Many mistakenly believe that heart attacks occur as a result of clogged arteries or plaque buildup (stenosis). In fact, approximately 68 percent of coronary events are caused by plaque rupture and thrombosis. Thrombosis occurs when unstable plaque enters the blood stream and causes blood clots that block the coronary or carotid arteries resulting in a heart attack or stroke.
Fortunately, there is a simple new blood test that goes beyond traditional risk factors to help identify patients at increased risk of heart disease and stroke. The PLAC® Test is the only FDA-cleared blood test that aids in assessing risk for both coronary heart disease and ischemic stroke associated with atherosclerosis. The PLAC Test measures levels of the risk marker lipoprotein-associated phospholipase A2 (Lp-PLA2), a cardiovascular-specific inflammatory enzyme implicated in the formation of vulnerable, rupture-prone plaque. Used in conjunction with the clinical evaluation of traditional risk factors, the PLAC Test helps identify people who may not be identified by traditional risk factors and who may benefit from more aggressive treatment programs, as necessary.
While risk factor identification remains one of the most important approaches to preventing cardiovascular disease, traditional risk factors fail to identify many people at risk. In fact, approximately 50 percent of all coronary events strike people with low-to-moderate cholesterol levels, and about 20 percent occur in individuals with none of the four major risk factors (high cholesterol, high blood pressure, smoking, or diabetes). Therefore, hidden or additional cardiovascular risk factors are likely to be common and there is a critical need to identify all patients at-risk.

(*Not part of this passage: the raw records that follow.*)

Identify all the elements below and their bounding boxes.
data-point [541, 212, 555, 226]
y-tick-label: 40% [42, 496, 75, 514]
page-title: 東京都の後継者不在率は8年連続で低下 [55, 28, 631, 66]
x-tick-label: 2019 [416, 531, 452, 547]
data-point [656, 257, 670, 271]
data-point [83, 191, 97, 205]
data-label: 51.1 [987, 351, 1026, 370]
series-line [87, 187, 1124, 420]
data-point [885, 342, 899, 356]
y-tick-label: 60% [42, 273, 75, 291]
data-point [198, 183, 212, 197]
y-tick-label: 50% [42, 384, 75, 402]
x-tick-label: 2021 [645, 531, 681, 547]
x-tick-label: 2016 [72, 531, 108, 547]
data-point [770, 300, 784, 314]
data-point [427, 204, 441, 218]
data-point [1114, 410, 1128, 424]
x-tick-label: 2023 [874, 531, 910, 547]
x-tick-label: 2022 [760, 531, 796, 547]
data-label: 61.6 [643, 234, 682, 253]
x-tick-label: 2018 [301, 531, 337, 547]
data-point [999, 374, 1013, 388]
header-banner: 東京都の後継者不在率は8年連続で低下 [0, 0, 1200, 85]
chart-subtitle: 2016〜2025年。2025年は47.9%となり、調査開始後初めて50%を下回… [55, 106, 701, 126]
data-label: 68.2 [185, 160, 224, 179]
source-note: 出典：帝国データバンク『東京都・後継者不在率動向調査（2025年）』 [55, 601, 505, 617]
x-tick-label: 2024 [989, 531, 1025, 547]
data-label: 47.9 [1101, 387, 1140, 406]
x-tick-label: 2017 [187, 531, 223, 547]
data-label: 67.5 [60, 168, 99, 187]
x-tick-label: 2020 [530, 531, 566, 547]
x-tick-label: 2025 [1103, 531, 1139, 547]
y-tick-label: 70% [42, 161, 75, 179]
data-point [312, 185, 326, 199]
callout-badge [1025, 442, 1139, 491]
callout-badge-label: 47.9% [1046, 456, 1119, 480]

Patients at increased risk for coronary heart disease are candidates for aggressive treatment programs, such as lifestyle modification, including an exercise program and a healthy diet, and therapeutic intervention, including statin drugs and daily aspirin. According to the American Heart Association, the costs for treating heart disease increased markedly between 2000 and 2004, from $62 billion to $90 billion and the estimated direct and indirect costs associated with strokes for 2008 is $65.5 billion. Preventing a heart attack or stroke before it occurs, can help save money and a piece of mind.